I love that Marcel's attentiveness to Jesus is subordinated to his obedience to the Church (here represented by Fr. Boucher, his spiritual director). We can do no better than follow Marcel's example. The Church has not yet officially spoken on this matter, but we have the endorsements of three Cardinals and an Archbishop in their introductions to Marcel Van's collected works, not to mention that one of these Cardinals and the first postulator of Marcel's Cause, Cardinal Francis-Xavier Nguyen Van Thuan, is himself now a Venerable.
We cannot give to private revelations, even those heartily approved by the Church, the assent of faith properly so called, which is the assent due to the public Revelation of the Church.
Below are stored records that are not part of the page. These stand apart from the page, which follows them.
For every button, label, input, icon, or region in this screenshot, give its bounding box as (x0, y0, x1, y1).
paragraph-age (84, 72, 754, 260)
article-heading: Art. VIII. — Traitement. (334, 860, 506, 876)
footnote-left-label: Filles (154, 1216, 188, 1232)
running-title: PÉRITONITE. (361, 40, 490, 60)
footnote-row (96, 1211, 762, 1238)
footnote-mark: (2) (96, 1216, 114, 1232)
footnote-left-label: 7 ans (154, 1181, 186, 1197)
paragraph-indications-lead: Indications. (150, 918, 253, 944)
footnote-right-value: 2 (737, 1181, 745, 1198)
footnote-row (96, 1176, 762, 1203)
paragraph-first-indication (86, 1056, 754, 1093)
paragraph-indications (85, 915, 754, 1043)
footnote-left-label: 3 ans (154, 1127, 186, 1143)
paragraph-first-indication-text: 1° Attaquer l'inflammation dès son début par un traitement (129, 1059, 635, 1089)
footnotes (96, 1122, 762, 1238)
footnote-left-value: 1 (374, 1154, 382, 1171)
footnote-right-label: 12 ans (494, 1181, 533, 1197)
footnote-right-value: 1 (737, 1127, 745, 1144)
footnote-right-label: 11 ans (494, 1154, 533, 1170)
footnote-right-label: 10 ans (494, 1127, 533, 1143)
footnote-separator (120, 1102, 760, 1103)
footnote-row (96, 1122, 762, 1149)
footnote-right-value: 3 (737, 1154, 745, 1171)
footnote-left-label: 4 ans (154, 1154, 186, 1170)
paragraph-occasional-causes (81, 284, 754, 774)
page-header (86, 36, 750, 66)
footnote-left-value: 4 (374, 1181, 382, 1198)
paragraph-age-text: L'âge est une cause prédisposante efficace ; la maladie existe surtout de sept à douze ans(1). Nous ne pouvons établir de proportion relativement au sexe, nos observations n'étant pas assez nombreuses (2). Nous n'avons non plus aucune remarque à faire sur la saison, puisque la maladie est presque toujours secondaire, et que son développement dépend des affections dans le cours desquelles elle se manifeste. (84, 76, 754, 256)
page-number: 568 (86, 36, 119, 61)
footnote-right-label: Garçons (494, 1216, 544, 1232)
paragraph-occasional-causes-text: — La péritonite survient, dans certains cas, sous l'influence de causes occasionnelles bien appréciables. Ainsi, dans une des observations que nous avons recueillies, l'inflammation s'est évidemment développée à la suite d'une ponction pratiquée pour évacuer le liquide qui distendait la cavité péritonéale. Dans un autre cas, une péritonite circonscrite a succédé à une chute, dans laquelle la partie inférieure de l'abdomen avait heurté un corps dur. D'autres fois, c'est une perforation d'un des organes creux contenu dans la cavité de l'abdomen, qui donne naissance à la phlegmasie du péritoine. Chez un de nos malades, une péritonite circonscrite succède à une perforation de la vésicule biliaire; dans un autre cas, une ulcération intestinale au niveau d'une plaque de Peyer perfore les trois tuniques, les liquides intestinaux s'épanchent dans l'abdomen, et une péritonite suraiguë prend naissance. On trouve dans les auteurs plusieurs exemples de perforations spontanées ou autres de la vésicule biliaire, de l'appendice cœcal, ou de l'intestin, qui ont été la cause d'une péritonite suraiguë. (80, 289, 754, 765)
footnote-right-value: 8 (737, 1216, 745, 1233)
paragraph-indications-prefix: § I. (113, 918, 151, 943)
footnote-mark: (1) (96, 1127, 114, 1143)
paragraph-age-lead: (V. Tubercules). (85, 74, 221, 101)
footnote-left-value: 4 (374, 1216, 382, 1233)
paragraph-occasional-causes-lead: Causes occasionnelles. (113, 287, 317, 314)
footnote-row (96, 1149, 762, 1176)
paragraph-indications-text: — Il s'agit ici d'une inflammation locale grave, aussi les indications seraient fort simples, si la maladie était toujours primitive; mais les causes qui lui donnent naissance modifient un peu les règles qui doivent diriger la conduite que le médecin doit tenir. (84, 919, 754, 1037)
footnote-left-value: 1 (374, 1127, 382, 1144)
We give, instead, "an assent of human faith, in keeping with the requirements of prudence, which puts them before us as probable and credible to piety." (Cardinal Prospero Lambertini, future Pope Benedict XIV, from his classic treatise which became normative for beatifications and canonizations.)
And again, as Cardinal Ratzinger (the future Pope Benedict XVI) stated, "Private revelation is a help to faith, and shows its credibility precisely by leading me back to the definitive public Revelation" (Theological Commentary on the third part of the Secret of Fatima).
Reading and re-reading Jesus' words to Marcel (taken in conjunction with Marcel's words to Jesus), I find prudence satisfied, piety increased, faith helped, and my heart and mind led back to the definitive public Revelation. What is more central and essential, after all, to the definitive public Revelation than "the infinite goodness of God in three Persons"?
And not for the first time, I find myself echoing Jesus' sentiments: "I give praise to You, Father, Lord of Heaven and earth, for although You have hidden these things from the wise and learned, You have revealed them to the little ones" (Matthew 11: 25-26).
Although - or perhaps because - my pregnancies have been only two, leading twice to sons who are (28 and and 15 years later) still with me in exile, my heart goes out to those who have been given children only to have them quickly "taken away." I have heard many friends repeat Job's words, "Blessed be the name of the Lord," but for all who have lost children, whether you repeat these words yet or not, may God bless you. And in particular, may Jesus, our Good Shepherd who gathers the lambs with care, console you through His words to Marcel.